Payment stocks have experienced a significant decline, with several factors contributing to the downturn. The downward trend began on Wednesday when Worldline, a prominent French payments company, adjusted its full-year financial guidance, citing concerns about an economic slowdown in Europe. This announcement had a negative impact on shares of PayPal Holdings and Block, which dropped 5.1% and 8% respectively.
While Thursday saw a slight recovery for both PayPal and Block, with PayPal closing 0.5% higher and Block closing 0.1% lower, Friday brought further decline. On this day, PayPal and Block stocks were down by 2.2% and 3.3% respectively.
According to Daniel O'Regan, a managing director at Mizuho Securities, today's decline can be attributed to three main factors: the lingering effects of the Worldline announcement, concerns about consumer spending slowing down, and increased competition from Apple as it expands its presence in the buy-now-pay-later sector. All of these factors are posing challenges to the payment industry in the short term.
Investors are eagerly awaiting PayPal's third-quarter earnings report, scheduled for release on Wednesday.
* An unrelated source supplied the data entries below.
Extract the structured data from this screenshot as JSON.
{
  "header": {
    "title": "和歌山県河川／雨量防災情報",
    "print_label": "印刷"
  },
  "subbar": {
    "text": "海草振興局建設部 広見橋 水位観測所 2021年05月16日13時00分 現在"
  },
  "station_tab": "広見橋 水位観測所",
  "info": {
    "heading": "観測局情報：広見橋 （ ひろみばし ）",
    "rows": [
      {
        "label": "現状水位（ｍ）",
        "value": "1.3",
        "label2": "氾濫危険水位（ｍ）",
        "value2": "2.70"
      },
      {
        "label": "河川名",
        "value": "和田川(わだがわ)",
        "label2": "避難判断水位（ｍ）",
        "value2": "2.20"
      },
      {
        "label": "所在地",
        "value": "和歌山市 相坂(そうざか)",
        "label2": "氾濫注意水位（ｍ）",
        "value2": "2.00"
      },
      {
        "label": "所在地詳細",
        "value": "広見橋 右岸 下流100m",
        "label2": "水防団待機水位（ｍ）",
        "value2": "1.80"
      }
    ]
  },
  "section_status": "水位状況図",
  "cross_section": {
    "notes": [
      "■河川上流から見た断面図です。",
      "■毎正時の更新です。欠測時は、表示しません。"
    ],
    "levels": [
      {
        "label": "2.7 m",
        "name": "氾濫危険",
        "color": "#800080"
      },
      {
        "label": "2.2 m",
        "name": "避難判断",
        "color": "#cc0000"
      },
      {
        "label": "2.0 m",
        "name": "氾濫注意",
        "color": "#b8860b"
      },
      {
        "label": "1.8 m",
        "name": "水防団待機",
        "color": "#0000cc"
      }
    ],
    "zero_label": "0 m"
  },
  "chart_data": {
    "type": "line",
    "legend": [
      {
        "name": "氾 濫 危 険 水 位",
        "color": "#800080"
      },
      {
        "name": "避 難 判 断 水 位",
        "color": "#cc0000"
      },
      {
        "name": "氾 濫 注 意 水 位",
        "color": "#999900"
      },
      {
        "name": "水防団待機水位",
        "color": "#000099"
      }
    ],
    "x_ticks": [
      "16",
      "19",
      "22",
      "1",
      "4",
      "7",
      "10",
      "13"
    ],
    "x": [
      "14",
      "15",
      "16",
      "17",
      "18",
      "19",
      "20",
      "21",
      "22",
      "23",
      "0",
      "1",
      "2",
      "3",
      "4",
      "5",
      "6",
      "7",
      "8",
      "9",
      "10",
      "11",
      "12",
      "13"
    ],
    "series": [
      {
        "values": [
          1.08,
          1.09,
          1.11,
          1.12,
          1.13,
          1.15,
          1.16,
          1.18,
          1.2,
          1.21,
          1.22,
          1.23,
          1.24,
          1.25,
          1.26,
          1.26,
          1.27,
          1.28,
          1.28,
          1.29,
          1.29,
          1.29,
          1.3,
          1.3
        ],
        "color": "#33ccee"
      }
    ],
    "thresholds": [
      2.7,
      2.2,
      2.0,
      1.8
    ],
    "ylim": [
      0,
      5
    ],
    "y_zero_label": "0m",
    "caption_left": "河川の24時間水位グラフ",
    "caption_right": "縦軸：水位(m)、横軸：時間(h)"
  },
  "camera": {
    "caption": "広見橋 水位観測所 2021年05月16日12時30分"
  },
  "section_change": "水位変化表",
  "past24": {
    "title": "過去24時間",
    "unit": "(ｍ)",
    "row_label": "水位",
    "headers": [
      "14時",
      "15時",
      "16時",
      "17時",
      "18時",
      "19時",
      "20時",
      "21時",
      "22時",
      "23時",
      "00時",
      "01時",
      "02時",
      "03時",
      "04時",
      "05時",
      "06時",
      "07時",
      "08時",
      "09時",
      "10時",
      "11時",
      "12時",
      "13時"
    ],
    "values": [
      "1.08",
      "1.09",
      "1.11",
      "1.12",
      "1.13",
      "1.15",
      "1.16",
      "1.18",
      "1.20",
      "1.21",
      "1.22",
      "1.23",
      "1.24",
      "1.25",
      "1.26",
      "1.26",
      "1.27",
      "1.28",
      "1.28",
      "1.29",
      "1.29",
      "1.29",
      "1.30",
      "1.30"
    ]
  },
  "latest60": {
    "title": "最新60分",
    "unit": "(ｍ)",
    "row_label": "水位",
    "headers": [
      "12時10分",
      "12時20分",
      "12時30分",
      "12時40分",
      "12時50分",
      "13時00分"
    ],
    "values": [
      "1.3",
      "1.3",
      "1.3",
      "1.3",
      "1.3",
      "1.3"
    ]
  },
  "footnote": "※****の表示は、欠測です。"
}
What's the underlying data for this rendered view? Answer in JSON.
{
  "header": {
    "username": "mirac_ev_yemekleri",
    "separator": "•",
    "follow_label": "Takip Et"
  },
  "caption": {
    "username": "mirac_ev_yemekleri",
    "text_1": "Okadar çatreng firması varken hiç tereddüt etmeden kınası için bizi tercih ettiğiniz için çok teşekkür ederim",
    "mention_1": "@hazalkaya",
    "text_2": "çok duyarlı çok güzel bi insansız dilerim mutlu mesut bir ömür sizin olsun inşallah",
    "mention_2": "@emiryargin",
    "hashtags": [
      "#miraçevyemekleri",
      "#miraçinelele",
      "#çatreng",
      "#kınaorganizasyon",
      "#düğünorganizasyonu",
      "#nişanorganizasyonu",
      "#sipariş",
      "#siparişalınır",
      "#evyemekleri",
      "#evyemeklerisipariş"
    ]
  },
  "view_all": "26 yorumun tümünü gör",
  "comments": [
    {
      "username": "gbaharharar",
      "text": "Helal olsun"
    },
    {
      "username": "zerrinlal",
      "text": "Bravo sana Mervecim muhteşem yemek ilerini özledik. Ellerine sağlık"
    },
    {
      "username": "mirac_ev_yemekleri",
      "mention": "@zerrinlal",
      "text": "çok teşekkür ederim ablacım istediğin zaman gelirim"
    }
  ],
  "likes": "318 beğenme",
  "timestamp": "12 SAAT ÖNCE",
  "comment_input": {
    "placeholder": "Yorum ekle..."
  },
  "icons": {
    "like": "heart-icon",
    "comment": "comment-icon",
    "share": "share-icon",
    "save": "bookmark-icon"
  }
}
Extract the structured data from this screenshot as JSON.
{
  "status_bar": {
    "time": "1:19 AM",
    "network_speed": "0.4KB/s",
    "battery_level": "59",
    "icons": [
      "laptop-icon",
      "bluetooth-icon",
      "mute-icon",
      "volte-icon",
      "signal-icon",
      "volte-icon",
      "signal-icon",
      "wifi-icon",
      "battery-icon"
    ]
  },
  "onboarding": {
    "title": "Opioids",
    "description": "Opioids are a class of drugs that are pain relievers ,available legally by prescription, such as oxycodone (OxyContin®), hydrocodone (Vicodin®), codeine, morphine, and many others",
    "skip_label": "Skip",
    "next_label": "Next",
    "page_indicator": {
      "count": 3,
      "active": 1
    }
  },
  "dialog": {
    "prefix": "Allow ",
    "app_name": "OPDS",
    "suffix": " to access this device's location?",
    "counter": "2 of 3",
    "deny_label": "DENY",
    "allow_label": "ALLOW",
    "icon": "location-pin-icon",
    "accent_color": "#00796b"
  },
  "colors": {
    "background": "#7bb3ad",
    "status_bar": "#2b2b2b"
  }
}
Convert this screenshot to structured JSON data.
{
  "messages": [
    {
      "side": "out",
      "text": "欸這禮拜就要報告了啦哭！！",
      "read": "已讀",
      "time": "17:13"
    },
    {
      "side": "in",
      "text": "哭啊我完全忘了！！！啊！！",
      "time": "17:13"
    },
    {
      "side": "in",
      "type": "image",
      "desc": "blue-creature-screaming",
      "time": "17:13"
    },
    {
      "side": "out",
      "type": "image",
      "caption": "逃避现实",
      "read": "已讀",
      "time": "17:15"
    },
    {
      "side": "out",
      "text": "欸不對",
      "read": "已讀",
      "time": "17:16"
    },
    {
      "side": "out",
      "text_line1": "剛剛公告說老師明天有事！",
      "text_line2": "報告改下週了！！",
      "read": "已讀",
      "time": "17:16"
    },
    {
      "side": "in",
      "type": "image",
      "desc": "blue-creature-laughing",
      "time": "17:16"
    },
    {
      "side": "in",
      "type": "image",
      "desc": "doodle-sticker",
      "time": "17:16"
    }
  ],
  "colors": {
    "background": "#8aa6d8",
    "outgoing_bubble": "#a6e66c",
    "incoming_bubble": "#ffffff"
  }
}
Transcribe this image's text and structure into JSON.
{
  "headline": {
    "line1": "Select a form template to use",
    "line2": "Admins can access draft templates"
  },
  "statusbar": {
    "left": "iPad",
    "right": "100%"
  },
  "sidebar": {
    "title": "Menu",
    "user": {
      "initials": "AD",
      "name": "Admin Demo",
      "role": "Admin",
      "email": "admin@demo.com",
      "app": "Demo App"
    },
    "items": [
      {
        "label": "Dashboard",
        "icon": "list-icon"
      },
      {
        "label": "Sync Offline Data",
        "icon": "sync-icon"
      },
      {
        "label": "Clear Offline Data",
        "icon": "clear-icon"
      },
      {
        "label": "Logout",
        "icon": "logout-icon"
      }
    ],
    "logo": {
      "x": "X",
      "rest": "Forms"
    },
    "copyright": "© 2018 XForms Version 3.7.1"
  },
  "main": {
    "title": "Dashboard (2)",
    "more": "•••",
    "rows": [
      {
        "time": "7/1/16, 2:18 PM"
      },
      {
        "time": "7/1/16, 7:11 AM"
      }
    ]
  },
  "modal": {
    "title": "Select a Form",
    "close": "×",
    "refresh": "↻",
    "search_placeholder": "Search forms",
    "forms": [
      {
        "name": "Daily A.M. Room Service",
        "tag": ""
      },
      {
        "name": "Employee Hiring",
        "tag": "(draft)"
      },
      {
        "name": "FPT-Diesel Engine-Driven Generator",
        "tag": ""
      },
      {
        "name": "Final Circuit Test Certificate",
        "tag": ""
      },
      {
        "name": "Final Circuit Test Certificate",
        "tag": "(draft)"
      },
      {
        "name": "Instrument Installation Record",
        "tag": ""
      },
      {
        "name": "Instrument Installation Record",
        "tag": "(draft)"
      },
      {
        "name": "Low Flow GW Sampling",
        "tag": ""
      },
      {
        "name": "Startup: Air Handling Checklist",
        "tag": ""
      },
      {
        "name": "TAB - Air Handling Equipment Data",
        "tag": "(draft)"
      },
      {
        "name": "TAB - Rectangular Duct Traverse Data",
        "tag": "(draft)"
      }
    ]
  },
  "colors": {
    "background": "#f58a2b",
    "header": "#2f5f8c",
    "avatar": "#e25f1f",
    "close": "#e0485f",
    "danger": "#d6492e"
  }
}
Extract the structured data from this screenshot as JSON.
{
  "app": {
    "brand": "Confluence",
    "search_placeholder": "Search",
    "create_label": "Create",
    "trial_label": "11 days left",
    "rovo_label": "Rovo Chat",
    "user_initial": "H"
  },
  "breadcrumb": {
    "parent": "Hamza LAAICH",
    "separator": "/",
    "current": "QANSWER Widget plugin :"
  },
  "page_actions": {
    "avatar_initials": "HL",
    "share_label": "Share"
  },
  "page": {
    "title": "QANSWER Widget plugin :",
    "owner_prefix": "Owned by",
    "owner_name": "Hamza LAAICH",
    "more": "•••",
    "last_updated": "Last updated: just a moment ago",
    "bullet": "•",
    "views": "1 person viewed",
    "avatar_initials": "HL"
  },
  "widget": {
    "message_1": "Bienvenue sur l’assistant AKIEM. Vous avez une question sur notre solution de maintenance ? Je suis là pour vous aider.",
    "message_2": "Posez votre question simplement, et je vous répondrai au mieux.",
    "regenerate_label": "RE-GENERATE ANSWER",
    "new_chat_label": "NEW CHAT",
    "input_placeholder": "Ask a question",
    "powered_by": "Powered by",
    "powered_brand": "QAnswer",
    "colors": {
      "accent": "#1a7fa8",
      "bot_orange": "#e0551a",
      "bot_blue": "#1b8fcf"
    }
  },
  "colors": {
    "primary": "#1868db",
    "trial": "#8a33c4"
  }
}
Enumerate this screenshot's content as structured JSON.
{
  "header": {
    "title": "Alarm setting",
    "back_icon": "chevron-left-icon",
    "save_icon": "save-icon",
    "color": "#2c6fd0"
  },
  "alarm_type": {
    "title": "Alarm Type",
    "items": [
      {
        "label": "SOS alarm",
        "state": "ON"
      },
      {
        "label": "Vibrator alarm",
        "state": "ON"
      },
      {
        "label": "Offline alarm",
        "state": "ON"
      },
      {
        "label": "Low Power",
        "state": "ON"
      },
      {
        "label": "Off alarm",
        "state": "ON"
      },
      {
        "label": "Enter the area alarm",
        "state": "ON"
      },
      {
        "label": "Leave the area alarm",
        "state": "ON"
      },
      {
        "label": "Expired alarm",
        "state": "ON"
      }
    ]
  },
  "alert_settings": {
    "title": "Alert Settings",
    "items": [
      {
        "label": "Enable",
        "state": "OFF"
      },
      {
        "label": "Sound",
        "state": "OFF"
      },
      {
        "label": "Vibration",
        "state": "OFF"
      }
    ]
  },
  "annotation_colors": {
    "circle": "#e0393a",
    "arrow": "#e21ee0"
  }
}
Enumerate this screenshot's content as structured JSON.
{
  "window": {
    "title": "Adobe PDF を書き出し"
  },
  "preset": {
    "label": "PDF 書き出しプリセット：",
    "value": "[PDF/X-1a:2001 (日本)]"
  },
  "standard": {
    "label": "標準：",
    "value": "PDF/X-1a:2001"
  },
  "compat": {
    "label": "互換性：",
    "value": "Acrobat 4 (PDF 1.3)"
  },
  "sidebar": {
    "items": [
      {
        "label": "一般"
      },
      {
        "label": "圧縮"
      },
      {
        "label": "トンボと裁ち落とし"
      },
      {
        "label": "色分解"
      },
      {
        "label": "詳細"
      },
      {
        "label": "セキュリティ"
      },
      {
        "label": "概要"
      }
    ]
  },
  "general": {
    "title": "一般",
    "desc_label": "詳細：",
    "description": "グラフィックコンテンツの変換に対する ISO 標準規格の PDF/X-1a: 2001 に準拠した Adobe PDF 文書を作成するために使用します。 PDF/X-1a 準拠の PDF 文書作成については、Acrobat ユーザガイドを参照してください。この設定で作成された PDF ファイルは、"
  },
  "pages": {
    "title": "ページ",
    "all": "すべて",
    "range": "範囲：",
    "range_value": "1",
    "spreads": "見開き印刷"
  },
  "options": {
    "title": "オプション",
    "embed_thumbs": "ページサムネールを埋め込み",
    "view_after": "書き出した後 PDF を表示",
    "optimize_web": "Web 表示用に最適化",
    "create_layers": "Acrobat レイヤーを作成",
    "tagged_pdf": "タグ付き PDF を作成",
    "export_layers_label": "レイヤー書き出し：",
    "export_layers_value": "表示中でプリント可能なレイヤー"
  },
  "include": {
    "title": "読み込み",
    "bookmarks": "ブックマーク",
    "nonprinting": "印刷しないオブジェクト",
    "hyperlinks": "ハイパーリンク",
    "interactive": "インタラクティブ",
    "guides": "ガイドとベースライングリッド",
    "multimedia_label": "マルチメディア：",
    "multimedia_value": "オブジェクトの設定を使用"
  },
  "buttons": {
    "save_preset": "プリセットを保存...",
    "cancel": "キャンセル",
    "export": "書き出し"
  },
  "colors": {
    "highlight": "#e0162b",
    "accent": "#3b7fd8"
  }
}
This report will shed light on whether PayPal's outlook aligns with Worldline's pessimistic view.
O'Regan emphasized that investors will be closely monitoring the stability of PayPal's core business and looking for any indications of growth in consumer spending and revenue. A slowdown in spending would negatively impact market sentiment. However, there is cautious optimism that new management can implement strategies to turn the situation around.
As of Friday afternoon, PayPal stock has declined by 29% in 2023, while Block has experienced a steeper decline of 36%.